Laporan Wartawan Tribunnews.com, Seno Tri Sulistiyono
TRIBUNNEWS.COM, JAKARTA - Ketua Badan Anggaran DPR RI Said Abdullah menyatakan pelanggan listrik PLN 900 VA yang merupakan migrasi dari pelanggan dengan daya listrik 450 VA, tetap akan mendapat subsidi dari pemerintah.
Said mengingatkan, Indonesia perlu melakukan peralihan energi dari berbasis minyak bumi menuju energi listrik karena memiliki ketergantungan impor yang sangat besar terhadap minyak bumi.
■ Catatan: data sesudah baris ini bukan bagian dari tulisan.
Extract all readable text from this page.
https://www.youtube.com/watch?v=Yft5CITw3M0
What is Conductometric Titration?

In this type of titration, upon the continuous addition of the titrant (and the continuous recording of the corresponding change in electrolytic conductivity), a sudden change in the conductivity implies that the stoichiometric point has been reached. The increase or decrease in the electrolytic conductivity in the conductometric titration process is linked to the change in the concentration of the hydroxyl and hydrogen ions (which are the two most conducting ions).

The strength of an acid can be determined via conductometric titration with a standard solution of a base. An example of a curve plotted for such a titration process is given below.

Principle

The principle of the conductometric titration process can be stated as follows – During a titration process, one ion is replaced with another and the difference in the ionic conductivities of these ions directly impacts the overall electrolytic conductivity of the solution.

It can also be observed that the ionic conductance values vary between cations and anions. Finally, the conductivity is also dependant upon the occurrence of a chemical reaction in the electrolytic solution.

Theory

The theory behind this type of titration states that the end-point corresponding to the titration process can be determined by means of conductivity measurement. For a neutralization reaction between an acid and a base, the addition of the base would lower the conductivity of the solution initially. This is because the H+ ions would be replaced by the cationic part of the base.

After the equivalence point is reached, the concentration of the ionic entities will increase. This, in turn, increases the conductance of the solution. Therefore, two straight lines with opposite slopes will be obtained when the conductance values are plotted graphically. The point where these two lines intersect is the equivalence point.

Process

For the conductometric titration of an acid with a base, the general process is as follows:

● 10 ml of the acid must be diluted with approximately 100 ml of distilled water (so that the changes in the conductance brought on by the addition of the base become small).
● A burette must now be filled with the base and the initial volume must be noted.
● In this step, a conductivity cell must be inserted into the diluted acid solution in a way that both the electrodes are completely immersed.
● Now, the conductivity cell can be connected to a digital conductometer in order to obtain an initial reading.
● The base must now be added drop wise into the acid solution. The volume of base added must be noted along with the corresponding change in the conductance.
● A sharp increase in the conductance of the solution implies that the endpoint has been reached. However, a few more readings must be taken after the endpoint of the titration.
Kemampuan produksi minyak bumi Indonesia hanya 614 ribu sampai 650 ribu barel per hari, sementara kebutuhan kita mencapai 1,4 juta 1,5 juta barel per hari.
"Ketergantungan terhadap impor minyak bumi mengakibatkan kita terjebak dalam posisi sulit yang sering kita hadapi berulangkali, seperti kenaikan harga minyak bumi dan kurs kian memojokkan Indonesia dalam posisi sulit," kata Said dalam keteranganya, Senin (19/9/2022).
Menurut Said, APBN pun harus mengongkosi subsidi yang kian besar, sehingga postur APBN tidak sehat dan rentan. Bila ongkos tersebut dikurangi berakibat harga bahan bakar minyak (BBM) naik, dan menimbulkan beban kepada rakyat.
"Kita harus keluar dari jebakan minyak bumi," lanjutnya. Saat ini, Indonesia memiliki produksi listrik di dalam negeri yang sangat besar, yang sanggup menopang kebutuhan energi di dalam negeri.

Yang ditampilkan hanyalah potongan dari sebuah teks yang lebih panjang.